Mes produits ont eu une certaine réussite commerciale, Boutique Danoise entre autres. Après l'embauche d'un commercial que j'ai gardé 18 mois, mes fabrications étaient achetées par les magasins ou décorateurs très facilement. Mes produits ont été placés au Canada, en Suisse, au Luxembourg. Le décollage était-il pour demain ? J'y croyais !

Les réassorts ne se faisaient pas suffisamment régulièrement, les produits plaisaient, mais se vendaient peu… On me disait qu'il fallait être patient, que mes fabrications s'imposeraient forcément un jour.
J'ai vendu pour l'hôtellerie et les salles de restaurants. La création de mobilier sur mesure, de meubles divers au dessin unique. La réalisation de très beaux modèles et surtout la satisfaction de mes clients m'encourageaient à tenir le coup.

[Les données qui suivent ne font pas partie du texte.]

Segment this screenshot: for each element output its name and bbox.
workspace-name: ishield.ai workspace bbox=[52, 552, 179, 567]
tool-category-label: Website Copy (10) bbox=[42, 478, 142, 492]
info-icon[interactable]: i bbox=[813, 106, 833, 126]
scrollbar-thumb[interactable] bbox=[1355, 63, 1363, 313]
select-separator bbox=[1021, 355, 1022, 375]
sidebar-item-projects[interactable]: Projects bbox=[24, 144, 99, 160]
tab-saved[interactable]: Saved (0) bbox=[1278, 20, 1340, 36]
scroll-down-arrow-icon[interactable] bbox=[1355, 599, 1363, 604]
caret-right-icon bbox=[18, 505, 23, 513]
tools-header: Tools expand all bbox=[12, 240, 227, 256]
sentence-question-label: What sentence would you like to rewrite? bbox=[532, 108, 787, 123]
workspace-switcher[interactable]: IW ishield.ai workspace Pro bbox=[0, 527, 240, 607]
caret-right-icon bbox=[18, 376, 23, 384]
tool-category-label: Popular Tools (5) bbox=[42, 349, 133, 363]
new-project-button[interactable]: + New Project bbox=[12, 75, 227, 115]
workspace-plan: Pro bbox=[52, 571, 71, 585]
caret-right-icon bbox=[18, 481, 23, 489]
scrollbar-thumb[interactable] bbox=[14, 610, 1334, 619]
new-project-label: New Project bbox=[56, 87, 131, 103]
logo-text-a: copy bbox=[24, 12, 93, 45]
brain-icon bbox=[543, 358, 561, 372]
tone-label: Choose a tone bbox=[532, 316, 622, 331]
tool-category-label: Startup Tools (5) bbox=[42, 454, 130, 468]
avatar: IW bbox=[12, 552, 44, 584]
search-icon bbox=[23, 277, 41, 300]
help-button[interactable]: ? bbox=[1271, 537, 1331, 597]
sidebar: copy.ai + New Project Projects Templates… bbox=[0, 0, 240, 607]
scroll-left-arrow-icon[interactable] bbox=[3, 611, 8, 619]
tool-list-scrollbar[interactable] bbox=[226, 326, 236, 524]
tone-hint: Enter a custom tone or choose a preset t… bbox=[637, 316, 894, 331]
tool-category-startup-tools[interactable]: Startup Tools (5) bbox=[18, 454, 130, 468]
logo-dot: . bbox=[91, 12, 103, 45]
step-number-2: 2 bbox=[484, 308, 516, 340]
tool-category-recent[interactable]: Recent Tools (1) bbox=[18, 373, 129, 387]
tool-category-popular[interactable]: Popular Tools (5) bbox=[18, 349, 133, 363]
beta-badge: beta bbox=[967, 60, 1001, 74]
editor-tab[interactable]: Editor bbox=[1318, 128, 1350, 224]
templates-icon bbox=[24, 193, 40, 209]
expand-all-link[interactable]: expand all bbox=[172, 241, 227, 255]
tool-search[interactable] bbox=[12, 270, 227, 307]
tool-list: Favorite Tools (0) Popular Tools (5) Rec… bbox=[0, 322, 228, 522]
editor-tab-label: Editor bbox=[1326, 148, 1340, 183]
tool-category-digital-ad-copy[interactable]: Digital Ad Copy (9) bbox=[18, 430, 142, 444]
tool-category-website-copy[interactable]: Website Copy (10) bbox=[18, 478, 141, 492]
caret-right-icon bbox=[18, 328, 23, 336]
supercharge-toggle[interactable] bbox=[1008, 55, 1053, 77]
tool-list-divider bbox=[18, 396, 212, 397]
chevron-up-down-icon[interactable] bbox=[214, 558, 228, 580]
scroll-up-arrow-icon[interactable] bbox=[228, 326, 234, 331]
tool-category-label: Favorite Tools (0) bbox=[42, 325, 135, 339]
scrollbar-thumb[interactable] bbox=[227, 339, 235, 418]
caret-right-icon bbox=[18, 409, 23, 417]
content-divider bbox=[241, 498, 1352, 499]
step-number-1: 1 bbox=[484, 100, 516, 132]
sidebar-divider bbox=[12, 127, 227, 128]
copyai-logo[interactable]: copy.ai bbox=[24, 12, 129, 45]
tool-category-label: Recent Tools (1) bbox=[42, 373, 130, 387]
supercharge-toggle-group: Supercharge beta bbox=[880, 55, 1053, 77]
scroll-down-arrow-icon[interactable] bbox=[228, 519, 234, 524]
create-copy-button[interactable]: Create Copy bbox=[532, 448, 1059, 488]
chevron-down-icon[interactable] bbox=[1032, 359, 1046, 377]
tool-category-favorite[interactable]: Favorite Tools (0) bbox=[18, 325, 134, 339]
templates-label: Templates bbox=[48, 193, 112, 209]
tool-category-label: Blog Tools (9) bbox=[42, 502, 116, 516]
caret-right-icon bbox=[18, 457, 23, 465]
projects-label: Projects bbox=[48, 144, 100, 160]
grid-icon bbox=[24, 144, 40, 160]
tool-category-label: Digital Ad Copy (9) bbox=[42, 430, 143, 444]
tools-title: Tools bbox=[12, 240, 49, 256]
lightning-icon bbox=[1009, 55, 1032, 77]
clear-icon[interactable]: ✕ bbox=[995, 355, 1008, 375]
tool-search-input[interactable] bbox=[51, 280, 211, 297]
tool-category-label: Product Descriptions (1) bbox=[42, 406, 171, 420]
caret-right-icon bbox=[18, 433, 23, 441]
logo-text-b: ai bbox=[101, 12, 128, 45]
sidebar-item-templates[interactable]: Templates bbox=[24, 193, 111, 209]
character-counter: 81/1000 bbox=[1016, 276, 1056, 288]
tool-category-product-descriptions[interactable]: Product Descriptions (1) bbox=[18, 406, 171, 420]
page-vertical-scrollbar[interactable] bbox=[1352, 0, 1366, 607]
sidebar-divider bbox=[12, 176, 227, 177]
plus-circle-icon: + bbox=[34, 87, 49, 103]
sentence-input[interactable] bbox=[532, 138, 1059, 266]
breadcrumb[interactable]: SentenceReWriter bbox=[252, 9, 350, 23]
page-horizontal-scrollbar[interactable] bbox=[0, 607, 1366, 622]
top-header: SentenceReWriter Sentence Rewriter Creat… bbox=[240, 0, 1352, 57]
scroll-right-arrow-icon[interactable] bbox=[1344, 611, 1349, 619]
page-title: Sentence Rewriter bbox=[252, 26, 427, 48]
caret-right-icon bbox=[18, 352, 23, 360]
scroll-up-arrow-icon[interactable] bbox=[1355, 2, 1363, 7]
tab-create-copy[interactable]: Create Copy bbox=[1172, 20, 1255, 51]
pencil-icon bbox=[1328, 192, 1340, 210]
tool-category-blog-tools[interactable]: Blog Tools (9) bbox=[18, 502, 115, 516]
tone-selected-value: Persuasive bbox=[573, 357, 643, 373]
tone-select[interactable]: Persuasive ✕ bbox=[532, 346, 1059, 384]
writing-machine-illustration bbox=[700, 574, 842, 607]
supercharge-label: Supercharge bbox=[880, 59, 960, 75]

Mais mon entreprise manquait de fonds propres, mon C.A. ne progressait pas assez vite, surtout il ne décollait pas. À cette époque le taux du crédit était très élevé et l'achat de machines sophistiquées ont pesé lourd. Les frais financiers, les impayés et tout le reste ne m'ont pas permis de résister assez longtemps. Mes espoirs se sont écroulés et j'ai passé une période de déception très pénible.
En 1989 je me suis donc retrouvé seul pour réorienter mon activité sur la menuiserie du bâtiment et avec une équipe restreinte, j'ai tenu tant bien que mal pendant dix ans. La partie noble de mon activité était devenue secondaire, mais en réalisant du sur mesure et de temps en temps des créations originales et uniques, je garde malgré tout un bon souvenir de cette période.

En 1999 j'ai pris ma retraite à La Rochelle avec mon épouse pour une autre vie active et passionnante… Loin des soucis de l'entreprise.